Les commissaires scientifiques sont Pierre Cornu, professeur d'histoire contemporaine et d'histoire des sciences à l'université Lumière Lyon 2, membre du Laboratoire d'études rurales de Lyon, chercheur en délégation à l'Institut national de recherche pour l'agriculture, l'alimentation et l'environnement [Inrae], et Henri Pinoteau, conservateur du patrimoine, directeur adjoint des Archives départementales du Loiret, ancien responsable des fonds de l'Agriculture aux Archives nationales.


Siècle des Lumières et blanches toisons : la monarchie française à l’heure de la mérinomanie européenne 
« Le moment de la fondation de la Bergerie, dans les toutes dernières années de l’Ancien Régime, est marqué par la passion pour l’expérimentation et l’amélioration agronomiques qui irrigue des élites françaises et européennes dont la fortune est encore largement fondée sur la mise en valeur de la terre, même si dans les îles britanniques déjà, la révolution industrielle prend forme. »
« Avec l’essor du commerce et de la consommation, une ressource prend une importance majeure dans l’économie européenne du XVIIIe siècle : la laine.
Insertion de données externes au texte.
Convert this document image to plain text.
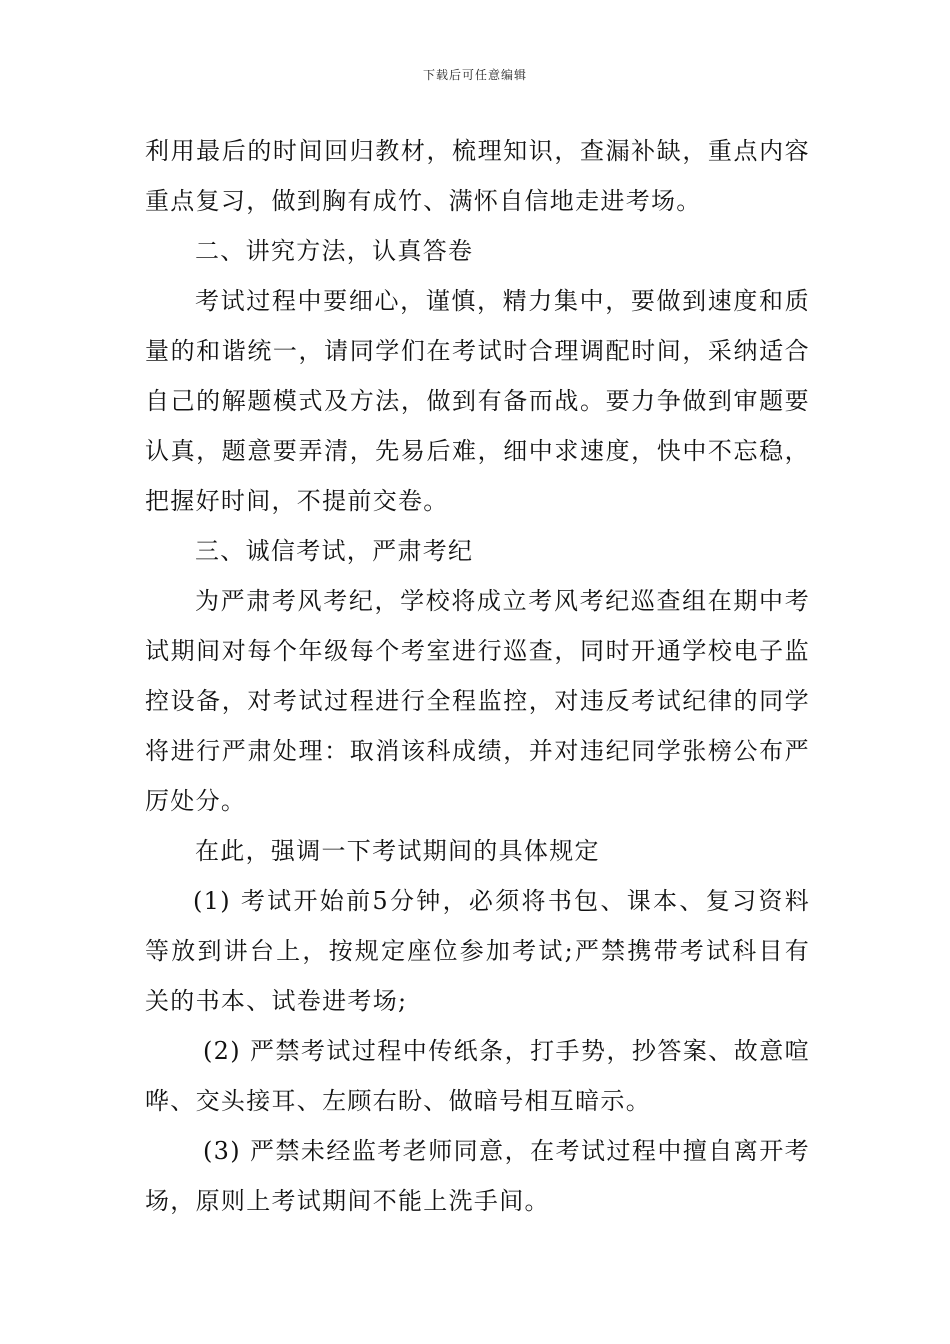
下载后可任意编辑

利用最后的时间回归教材，梳理知识，查漏补缺，重点内容重点复习，做到胸有成竹、满怀自信地走进考场。

二、讲究方法，认真答卷

考试过程中要细心，谨慎，精力集中，要做到速度和质量的和谐统一，请同学们在考试时合理调配时间，采纳适合自己的解题模式及方法，做到有备而战。要力争做到审题要认真，题意要弄清，先易后难，细中求速度，快中不忘稳，把握好时间，不提前交卷。

三、诚信考试，严肃考纪

为严肃考风考纪，学校将成立考风考纪巡查组在期中考试期间对每个年级每个考室进行巡查，同时开通学校电子监控设备，对考试过程进行全程监控，对违反考试纪律的同学将进行严肃处理：取消该科成绩，并对违纪同学张榜公布严厉处分。

在此，强调一下考试期间的具体规定

(1) 考试开始前5分钟，必须将书包、课本、复习资料等放到讲台上，按规定座位参加考试;严禁携带考试科目有关的书本、试卷进考场;

(2) 严禁考试过程中传纸条，打手势，抄答案、故意喧哗、交头接耳、左顾右盼、做暗号相互暗示。

(3) 严禁未经监考老师同意，在考试过程中擅自离开考场，原则上考试期间不能上洗手间。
Mais ce n’est pas une petite affaire de produire une laine de qualité, susceptible d’alimenter les manufactures. Le mouton, humble ruminant, fait alors l’objet d’une passion que l’on peine à imaginer aujourd’hui, mobilisant à la fois la science, le capital et le pouvoir politique pour fonder, depuis le travail du berger jusqu’à celui du tailleur d’habits, les conditions de la prospérité et de la puissance. »
« Dans un siècle où domine l’esprit mercantiliste, l’appropriation de cette ressource fait l’objet de rivalités féroces, chaque monarque cherchant à concentrer sur son territoire les productions textiles les plus prometteuses. De guerres coloniales en crises successorales, c’est ainsi toute l’Europe qui se trouve agitée par la quête de la suprématie manufacturière et marchande. Et si la brebis est, dans l’imaginaire chrétien, un symbole de paix, c’est avec sa laine que l’on tisse les uniformes des soldats du temps des « tyrannies éclairées ». 

La Bergerie de Rambouillet dans les guerres de la Révolution et de l’Empire. Ambitions, réalisations et déceptions 
« Le rêve d’une suprématie française dans l’industrie lainière continentale à partir des bergeries d’État se forme dans les dernières années du XVIIIe siècle, alors que la France révolutionnaire s’apprête à secouer l’Europe par ses conquêtes. »
« Si les années 1789-1794 sont difficiles pour la Bergerie, incertaine de ses missions et de son avenir, les premières victoires françaises dans les guerres contre la coalition européenne ne tardent pas à lui donner une ambition nouvelle : devenir la tête de réseau d’un vaste projet de développement de la production lainière en France d’abord, puis, au gré des conquêtes, dans les territoires assujettis. » 
« Avec l’arrivée au pouvoir de Napoléon Bonaparte, cette ambition s’amplifie encore, la rivalité avec le Royaume-Uni le conduisant à développer une stratégie d’affrontement sur tous les plans. Le développement de la production lainière sur le continent apparaît comme le moyen d’entamer la domination commerciale anglaise. » 
« Placée au sein de la Maison de l’Empereur, la Bergerie de Rambouillet devient dès lors la pièce centrale d’un projet de mérinisation autoritaire du cheptel européen sous la férule d’une administration impériale dédiée. Pour la première fois, science, agriculture, industrie, droit et diplomatie sont associés pour produire les fondements d’une puissance hégémonique. Un aigle impérial est perché sur la toison du mérinos ! » 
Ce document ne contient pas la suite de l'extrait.